Hoe ‘vreemder’ de longkanker, hoe beter immunotherapie werkt
ArrayImmunotherapie, waarbij het eigen afweersysteem van het lichaam wordt gestimuleerd om kanker aan te vallen, werkt beter naarmate de kankercellen meer dna-schade hebben. Dat blijkt uit een internationale studie onder longkankerpatiënten door onder meer prof. dr. Ton Schumacher van het Antoni van Leeuwenhoek. Het onderzoek verschijnt deze week vervroegd online bij het vakblad Science.
‘Kanker’ is een verzameling van ziekten die ontstaan door fouten in ons genetische materiaal, het DNA. DNA kan beschadigd raken door bijvoorbeeld uv-straling van de zon of stoffen uit sigarettenrook.

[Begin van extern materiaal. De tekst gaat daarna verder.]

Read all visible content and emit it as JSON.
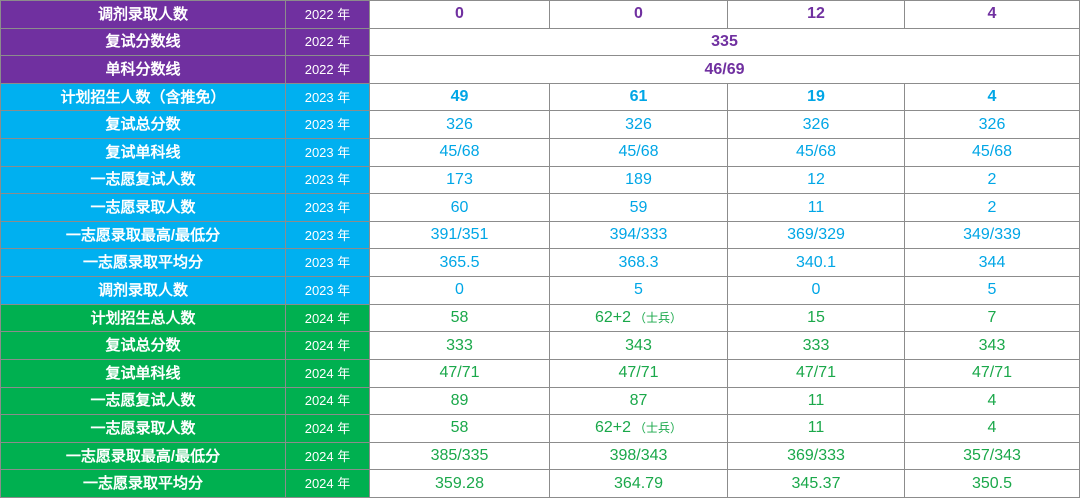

Maar ook domweg door kopieerfoutjes tijdens het delen van cellen. Als zulke foutjes (ook mutaties genoemd) opstapelen kunnen cellen ongecontroleerd gaan delen. Het zijn kankercellen geworden. En hoe meer van zulke foutjes, hoe slechter, zou je denken. Dat is vaak ook zo. Maar niet als het aankomt op een van de nieuwste manieren om kanker te behandelen, immunotherapie. Deze therapie, gericht op het versterken van de natuurlijke afweerreactie van het lichaam, lijkt juist béter aan te slaan naarmate de kankercellen meer DNA-fouten bevatten.
Dat zag een internationale groep van onderzoekers, bestaand uit onder meer prof. dr. Ton Schumacher en dr. Pia Kvistborg van het Antoni van Leeuwenhoek, toen zij het DNA-materiaal van een groep longkankerpatiënten gingen analyseren. De patiënten hadden allemaal immunotherapie gehad in de vorm van een middel genaamd pembrolizumab. Dit middel haalt een ‘rem’ weg die tumoren zelf op de afweerreactie van het lichaam tegen de kanker leggen. Schumacher en Kvistborg analyseerden het DNA van één van de patiënten die baat hadden bij de therapie. Zij toonden aan dat er een afweerreactie op gang was gekomen gericht op een specifieke mutatie in de tumor van die patiënt. Collega’s van het Memorial Sloan Kettering Cancer Center uit New York bekeken vervolgens het aantal DNA fouten in de gehele patiëntengroep. Zij ontdekten dat bij patiënten die een hoger aantal mutaties hadden dan gemiddeld (meer dan zo’n 200 fouten), het medicijn in 73 procent van de gevallen aansloeg. Maar bij patiënten met een lager aantal mutaties dan gemiddeld was het middel slechts in 13 procent van de gevallen effectief.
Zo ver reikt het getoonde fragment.